The year 2019 marks the 50th anniversary of the first Mull Rally. Much has changed during that half century, not just to the sport but to the island.
Thankfully, one constant is returning this year after something of a hiatus, the Beatson's Mull Rally, whereupon the town of Tobermory will assume the mantle of 'Britain's rallying capital' for one weekend once again. One might be forgiven for thinking that Chester, Harrogate or Llandudno could command such terminology. Nae chance. Mull is quite unique in world rallying, no other event comes close. This is a land of magic and mystery.
How do I know this? It all started in 1971 when a young man in a tweed cap was dispatched from his post at Shell & BP's Head Office in Glasgow to the Isle of Mull to investigate the phenomenon known as 'the Tour of Mull'. On his return he made a positive report to his Boss, one Bill Houston Esq, the Sales & Promotions Supervisor of the oil giant. As sponsors of the Shell Scottish Rally Championship at that time, Bill had it in mind to include the Mull event as part of the Scottish Championship, which it was for a couple of years. Even when it was excluded from the Scottish national series, Shell continued their association with the event.
That young man has rarely missed an event on the sainted isle since. Since then his maturity has been peppered with life learning experiences, unbelievable adventures and memory searing images. Standing with Chris Coburn on Tobermory Pier with a stash of White Horse Whisky miniatures (that's another story!) because the MacDonald Arms was bursting at the seams with rally folk. The only thing that could get near the bar was a spider walking across the ceiling. There were 12 miniatures to a box, but do you know something, the memory fails to recall how many boxes were consumed that evening. Funny that!
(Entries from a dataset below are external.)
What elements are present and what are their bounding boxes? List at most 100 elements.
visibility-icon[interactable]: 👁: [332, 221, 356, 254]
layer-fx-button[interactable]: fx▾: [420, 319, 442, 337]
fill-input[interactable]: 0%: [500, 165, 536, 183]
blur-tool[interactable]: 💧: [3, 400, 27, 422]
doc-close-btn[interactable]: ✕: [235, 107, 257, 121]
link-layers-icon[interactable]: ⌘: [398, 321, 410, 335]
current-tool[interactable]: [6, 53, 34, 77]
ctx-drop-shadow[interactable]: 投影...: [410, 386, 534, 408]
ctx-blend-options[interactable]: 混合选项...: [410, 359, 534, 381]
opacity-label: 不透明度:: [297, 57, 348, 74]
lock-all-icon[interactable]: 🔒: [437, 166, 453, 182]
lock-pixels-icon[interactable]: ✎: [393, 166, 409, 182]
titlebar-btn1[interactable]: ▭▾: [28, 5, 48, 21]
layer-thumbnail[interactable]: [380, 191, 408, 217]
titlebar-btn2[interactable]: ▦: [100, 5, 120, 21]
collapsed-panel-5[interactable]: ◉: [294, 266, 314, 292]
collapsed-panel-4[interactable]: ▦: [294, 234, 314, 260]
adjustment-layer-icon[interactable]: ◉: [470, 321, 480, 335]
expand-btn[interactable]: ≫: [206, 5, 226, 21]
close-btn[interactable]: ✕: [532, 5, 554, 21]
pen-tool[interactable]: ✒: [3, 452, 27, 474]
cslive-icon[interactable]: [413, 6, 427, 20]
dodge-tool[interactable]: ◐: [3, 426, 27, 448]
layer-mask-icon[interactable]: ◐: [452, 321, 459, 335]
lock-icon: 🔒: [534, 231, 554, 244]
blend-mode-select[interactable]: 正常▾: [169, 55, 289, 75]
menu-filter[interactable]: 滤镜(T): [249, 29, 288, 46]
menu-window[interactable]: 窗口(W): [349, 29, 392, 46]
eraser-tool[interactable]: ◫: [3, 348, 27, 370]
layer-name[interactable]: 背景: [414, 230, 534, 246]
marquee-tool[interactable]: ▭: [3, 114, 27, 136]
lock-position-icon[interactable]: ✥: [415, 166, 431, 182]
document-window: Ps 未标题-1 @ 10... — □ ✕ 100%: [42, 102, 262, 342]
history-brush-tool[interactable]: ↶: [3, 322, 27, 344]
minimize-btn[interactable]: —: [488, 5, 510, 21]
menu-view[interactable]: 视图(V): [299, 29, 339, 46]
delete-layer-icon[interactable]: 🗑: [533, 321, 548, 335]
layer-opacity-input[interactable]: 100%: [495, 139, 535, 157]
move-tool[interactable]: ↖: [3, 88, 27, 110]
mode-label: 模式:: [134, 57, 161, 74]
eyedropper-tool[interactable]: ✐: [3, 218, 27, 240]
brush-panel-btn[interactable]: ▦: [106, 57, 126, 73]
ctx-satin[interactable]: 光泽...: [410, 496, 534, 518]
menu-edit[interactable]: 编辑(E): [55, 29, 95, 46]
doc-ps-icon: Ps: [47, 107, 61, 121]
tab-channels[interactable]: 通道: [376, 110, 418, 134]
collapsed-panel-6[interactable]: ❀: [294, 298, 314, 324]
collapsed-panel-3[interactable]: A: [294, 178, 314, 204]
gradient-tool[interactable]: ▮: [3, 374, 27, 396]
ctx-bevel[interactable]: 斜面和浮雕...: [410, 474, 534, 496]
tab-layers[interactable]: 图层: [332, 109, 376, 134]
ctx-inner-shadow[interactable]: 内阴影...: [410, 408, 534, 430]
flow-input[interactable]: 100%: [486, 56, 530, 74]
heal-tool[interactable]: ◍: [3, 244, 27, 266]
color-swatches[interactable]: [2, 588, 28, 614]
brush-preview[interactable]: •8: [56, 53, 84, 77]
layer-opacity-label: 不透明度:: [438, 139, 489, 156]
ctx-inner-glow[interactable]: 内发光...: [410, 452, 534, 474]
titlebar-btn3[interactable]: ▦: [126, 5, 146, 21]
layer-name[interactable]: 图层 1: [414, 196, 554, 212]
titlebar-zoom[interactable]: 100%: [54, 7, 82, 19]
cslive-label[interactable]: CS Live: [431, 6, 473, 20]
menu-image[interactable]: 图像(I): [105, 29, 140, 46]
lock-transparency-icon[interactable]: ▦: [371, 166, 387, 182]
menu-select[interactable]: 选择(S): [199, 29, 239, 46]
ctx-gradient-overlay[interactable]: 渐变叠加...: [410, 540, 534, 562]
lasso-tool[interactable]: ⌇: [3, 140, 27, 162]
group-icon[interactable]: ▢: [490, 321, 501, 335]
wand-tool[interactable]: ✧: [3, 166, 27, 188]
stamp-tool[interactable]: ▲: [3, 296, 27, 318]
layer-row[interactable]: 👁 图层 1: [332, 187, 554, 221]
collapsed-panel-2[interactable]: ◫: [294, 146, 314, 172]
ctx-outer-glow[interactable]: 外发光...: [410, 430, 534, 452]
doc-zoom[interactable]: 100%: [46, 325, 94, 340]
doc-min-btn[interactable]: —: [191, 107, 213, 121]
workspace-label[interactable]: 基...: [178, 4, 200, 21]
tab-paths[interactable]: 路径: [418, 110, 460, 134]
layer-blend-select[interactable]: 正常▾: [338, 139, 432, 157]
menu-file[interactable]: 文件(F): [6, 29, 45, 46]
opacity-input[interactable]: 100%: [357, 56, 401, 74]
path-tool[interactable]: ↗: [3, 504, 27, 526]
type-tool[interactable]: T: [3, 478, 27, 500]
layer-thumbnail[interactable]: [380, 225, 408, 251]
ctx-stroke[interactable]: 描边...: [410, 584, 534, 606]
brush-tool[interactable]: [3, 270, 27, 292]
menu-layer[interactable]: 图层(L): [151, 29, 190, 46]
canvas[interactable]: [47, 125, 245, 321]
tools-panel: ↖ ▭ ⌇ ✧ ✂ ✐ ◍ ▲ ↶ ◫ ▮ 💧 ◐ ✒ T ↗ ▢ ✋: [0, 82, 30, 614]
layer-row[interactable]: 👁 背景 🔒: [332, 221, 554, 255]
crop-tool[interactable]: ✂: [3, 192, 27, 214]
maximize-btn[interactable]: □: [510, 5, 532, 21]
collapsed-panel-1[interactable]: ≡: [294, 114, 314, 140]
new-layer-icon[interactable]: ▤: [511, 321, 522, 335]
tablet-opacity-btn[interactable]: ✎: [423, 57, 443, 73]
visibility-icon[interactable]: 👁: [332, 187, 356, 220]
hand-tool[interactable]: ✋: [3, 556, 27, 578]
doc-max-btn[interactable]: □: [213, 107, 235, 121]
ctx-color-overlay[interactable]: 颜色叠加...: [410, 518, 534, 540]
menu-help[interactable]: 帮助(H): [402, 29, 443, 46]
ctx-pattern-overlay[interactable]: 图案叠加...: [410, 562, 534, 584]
Another lesson learned was to ensure that a cigarette lighter's flame was turned down before lighting up a fag. Failure to do so might result in the smoker leaning forward, cupping his hand around the flame to light his cigarette, and failing to spot the tall flame shoot up and ignite the skip on his baseball hat. He was last seen wandering off into the night oblivious to his hat ablaze but no doubt impervious to the discomfort by the amount of drink swilling about his warm internals. Moral - baseball hats are dangerous, bunnets are far safer.
That young man was there too when a callow youth first sauntered on to the scene (1993?) in a Mk2 Escort which had only escaped the scrappie by being pushed past the gates at dead of night. Converted to a rally car, this self-prepared machine looked to have all the durability of a McDonald’s Happy Meal free toy, and yet Calum Duffy finished an incredible 10th overall. The rest is history.
And there is so much more, MacKinnon did the dozen, a record that will never be beaten? Then there are the names, McKnight and MacGillivray, Duffy and MacCrone, Cope and Harper, Beecoft and Biggerstaff, Hill and Coburn, Gemmell and Griffiths - the list is endless.
One memory burns bright above all others. Standing there under a cloudless, star-lit sky, the first silvery frost nip of winter burnishing the grass and tree tops and the cold seeping up through the feet on a banking overlooking Glen Aros. In the distance, multiple pairs of search lights pierced the darkness as they swept round corners and sky-lines in search of tarmac, accompanied by a distant piercing growl which grew ever louder. A tonne of metal burst into sight on the left, white hot exhaust glowing on the tarmac underneath, red hot brake discs showing through the blur of spinning wheels and shot past like an Exocet looking for trouble, trailing a twinkling cloud of cindered brake dust and sumpguard sparks, the ears assaulted by the mechanical cacophany of the devil's orchestra. Once seen, heard and smelled and never forgotten.
Guess where that once young man will be in two weeks' time.